Working language in higher education, privileges for prospective university students, and more restrictions for acting ministers: new draft bills in the Parliament

26 June 2020
Working language in higher education, privileges for prospective university students, and more restrictions for acting ministers: new draft bills in the Parliament
Home > Monitoring > Working language in higher education, privileges for prospective university students, and more restrictions for acting ministers: new draft bills in the Parliament

Change of working language in higher education (3685)

Bill sponsor: Oleh Voloshyn, Opposition Platform — For Life faction.

Who is affected: Ukrainian citizens, students, university teaching staff, heads of higher education establishments, the Ministry of Education, the Cabinet.

What does it change:

  • the state will guarantee an opportunity to get higher education in languages of national minorities and indigenous people, promote learning of the official UN languages (one of the official UN languages is Russian)
  • higher education establishments will be allowed to teach classes in the UN and the EU official languages, national minorities and indigenous people languages
  • representatives of national minorities or indigenous people will have a guaranteed right to get higher education in their languages (by studying in separate groups)
  • private universities will get the right to freely choose their working language.

What is wrong:

  • the law On state language already provisions that higher education establishments are allowed to teach classes in languages of the EU. The right to learn in their own languages for indigenous people is regulated by a separate law. Thus, the draft bill in fact aims at promoting the Russian language
  • under the current circumstances — ongoing Russian hybrid war against Ukraine, occupation of Crimea and parts of the Eastern Ukraine by Russia, — education is a matter of national security. Any sensitive changes to educational policies have to be calculated and in line with state security strategy.

Enrollment privileges for some prospective university students (3734)

Bill sponsor: the President of Ukraine Volodymyr Zelensky.

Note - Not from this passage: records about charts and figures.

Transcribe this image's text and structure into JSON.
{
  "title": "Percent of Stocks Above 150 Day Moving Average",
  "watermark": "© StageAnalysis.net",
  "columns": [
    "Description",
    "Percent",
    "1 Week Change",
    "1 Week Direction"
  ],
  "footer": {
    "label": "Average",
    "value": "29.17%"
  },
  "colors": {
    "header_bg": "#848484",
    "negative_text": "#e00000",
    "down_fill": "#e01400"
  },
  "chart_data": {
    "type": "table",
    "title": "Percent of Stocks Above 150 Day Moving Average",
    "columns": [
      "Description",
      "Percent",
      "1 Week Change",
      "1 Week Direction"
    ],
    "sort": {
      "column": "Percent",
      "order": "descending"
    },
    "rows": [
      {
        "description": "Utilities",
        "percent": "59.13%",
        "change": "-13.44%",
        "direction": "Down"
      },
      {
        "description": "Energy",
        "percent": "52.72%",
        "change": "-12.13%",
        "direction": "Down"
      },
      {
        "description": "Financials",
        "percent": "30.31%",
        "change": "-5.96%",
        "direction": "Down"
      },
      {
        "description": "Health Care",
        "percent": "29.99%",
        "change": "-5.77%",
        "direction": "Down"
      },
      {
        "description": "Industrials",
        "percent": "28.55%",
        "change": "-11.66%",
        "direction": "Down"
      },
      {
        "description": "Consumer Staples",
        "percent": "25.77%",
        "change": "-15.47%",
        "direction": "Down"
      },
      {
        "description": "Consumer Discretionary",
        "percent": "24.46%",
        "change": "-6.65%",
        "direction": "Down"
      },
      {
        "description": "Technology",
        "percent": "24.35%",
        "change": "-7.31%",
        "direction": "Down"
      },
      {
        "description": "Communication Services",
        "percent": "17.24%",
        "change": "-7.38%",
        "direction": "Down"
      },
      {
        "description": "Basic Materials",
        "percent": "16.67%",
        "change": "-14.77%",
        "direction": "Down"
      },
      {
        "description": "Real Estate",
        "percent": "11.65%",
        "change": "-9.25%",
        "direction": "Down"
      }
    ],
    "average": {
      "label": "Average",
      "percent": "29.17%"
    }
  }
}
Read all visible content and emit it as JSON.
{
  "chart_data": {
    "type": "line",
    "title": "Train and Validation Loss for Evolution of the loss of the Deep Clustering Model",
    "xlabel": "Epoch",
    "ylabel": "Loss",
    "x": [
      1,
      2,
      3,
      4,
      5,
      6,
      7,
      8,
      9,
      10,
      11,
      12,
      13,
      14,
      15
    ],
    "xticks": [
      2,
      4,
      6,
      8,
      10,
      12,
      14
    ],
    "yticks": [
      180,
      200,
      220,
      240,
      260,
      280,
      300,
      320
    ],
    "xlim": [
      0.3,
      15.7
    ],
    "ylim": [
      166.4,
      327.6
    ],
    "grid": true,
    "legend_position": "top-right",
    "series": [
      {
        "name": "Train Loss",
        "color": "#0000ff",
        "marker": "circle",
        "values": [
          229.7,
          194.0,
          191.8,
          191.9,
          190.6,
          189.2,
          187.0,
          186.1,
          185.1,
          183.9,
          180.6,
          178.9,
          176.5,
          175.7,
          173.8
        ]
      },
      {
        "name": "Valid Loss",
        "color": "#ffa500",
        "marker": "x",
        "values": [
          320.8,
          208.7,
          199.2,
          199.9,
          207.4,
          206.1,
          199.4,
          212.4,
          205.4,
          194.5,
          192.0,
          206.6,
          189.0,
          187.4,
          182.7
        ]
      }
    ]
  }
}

Who is affected: Ukrainian citizens, prospective university students from the temporary occupied territories, children of those who have died in the line of duty (war veterans, national guardsmen, police officers, border patrol officers, state emergency servicemen, and state security servicemen), children of medics who have died of coronavirus.

What does it change:

  • children of those who have died in the line of duty (war veterans, national guardsmen, police officers, border patrol officers, state emergency servicemen, and state security servicemen) and children of medics who died of coronavirus will get a university enrollment privilege. They will have their quota for priority university admission and still compete to get the privilege.
  • children from the temporary occupied territories and frontline localities will get the right to enroll without competition (but also limited by a quota). They will also have an opportunity to enroll for pre-entry university courses, receive stipends, and enroll as IDPs in future.

What is wrong:

  • privileges and quotas devalues the idea of proper preparation for enrollment, calls into question the equality of prospective university students, and ruins the competition: state policy is to give education to the best students
  • special procedure for children from the temporary occupied territories and frontline localities makes external independent evaluation irrelevant and provokes a conflict between these children with other privileged prospective students obliged to compete
  • if the bill is adopted, it will give an incentive to register prospective students within the temporary occupied territories just to get a chance for non-competitive enrollment.

Alternative solution: it is more effective to introduce stipends for these prospective students instead of imposing enrollment privileges and quotas.

More restrictions on acting ministers (3700)

Bill cosponsors: Nelli Yakovliava (Servant of the People faction) and Aliona Shkrum (Batkivshchyna faction).

Who is affectedacting ministers, deputy ministers and first deputy ministers, the Cabinet.

What does it change:

  • acting ministers will be deprived of a number of minister’s powers. In particular, they will not be able to approve the structure of a ministry and its territorial bodies, create, liquidate, or reorganize territorial bodies of a ministry
  • the Cabinet will be obliged to propose a candidate for a ministry head no later than 30 days after such a position becomes vacant.

What is right:

  • the Government can work properly only when fully staffed as provisioned by the Constitution. If some ministry is managed by an acting minister for too long, the legitimacy of the Cabinet and the level of its cooperation with the Parliament become doubtful
  • acting ministers should not exercise all the minister’s powers, since they are not appointed in a way provisioned by the Constitution and do not take full responsibility for their actions.

What is wrong: the bill does not provision any penalties for delays in proposing candidates for a ministry head position, so the Cabinet will be able just to ignore it.